For a partial answer, you can work backwards from the birth dates of prominent students. It was customary to start this kind of education after finishing high school at the age of 18: A Benjamin Strasser (1888–1955) did so in 1905.
As for the admission process, the place and time suggests to me that once the applicant was able to muster the basic requirements (high school diploma and suitable examples of artistic works) it would most likely have come down to an individual decision by the admitting faculty member: much more like in an apprenticeship system than SAT scoring, say.
UPDATE: So it turned out that there is more concrete information in Brigitte Hamann's Hitler's Vienna: A Portrait of the Tyrant as a Young Man:
Like the building, the professor's college was modeled in the spirit
of the Ring Boulevard era. In art, historical painting was still the
dominating style and genre. Female students were not admitted,
inasmuch as they were alleged to bring the students' overall level of
by virtue of their dilettantism. In short: the Academy, which, in Oskar Kokoschka's words, people attended "clad in velvet robe and beret" in
order "to be considered artists", was a refuge for conservatives.
("Superruffian" Kokoschka, three years Hitler's senior, attended the
Academy's modern counterpart, the School of Arts and Crafts.) [...]

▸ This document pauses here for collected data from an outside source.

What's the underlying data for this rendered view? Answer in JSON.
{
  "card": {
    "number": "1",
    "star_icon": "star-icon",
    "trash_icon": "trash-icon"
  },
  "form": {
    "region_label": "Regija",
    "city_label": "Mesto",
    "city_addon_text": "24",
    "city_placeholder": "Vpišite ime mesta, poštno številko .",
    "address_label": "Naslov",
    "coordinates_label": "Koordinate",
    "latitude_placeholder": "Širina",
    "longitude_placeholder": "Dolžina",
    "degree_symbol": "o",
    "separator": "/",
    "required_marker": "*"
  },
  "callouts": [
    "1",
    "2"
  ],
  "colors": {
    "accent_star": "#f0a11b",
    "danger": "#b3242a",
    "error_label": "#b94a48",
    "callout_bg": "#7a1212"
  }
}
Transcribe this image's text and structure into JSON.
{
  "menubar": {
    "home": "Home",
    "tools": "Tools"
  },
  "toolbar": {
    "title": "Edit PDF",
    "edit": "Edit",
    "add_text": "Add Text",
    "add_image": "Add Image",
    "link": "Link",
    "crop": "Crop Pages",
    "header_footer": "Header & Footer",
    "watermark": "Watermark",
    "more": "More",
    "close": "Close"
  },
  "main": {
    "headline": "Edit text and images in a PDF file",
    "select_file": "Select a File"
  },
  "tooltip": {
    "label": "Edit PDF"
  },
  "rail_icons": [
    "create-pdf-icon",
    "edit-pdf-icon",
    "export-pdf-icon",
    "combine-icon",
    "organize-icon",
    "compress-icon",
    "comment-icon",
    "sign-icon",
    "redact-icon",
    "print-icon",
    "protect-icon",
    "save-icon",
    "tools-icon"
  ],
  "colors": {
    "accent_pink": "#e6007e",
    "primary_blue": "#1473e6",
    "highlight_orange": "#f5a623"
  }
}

The examination procedure then was hardly different from today: the
decision whether a candidate qualified for even taking the exam is
based on the works submitted. In early 1907 Hitler was one of 112
candidates who would take the admission tests: he set out with a pile
of drawings, convinced that it would be child's play to pass the
examination. He passed this first part of the test and was admitted to
the drawing exam [...]
The academy's drawing exam was administered under
supervision on October 1 and 2, 1907, in two separate groups, lasting
three hours each in the morning and the afternoon. Eight "composition
tasks" had to be carried out from one group of themes each, such as
"(1) Expulsion from Paradise (2) Hunting (3) Spring (4) Construction
Workers (5) Death (6) Rain." This time Hitler's works did not meet the
requirements. The "Classification List of the General Painting School
1905-1911" [sic!] contains the entry: "Adolf Hitler, b. in Braunau on
the Inn, Upper Austria on 20 April 1889, German, Catholic senior
official of the Dual Monarchy (father), few heads," and the result:
"Drawing exam unsatisfactory." Of 113 candidates who showed up, only
28 were accepted into the painting school, which appropriately equals
today's admission percentage [...]
Speculations tracing Hitler's
anti-Semitism back to his rejection by Jewish Academy professors are
entirely unfounded: not one of the responsible men during the
examination was Jewish.
Hamann cites her original sources (as one would expect), and she also names the key faculty members involved (in a fragment I did not yet cite).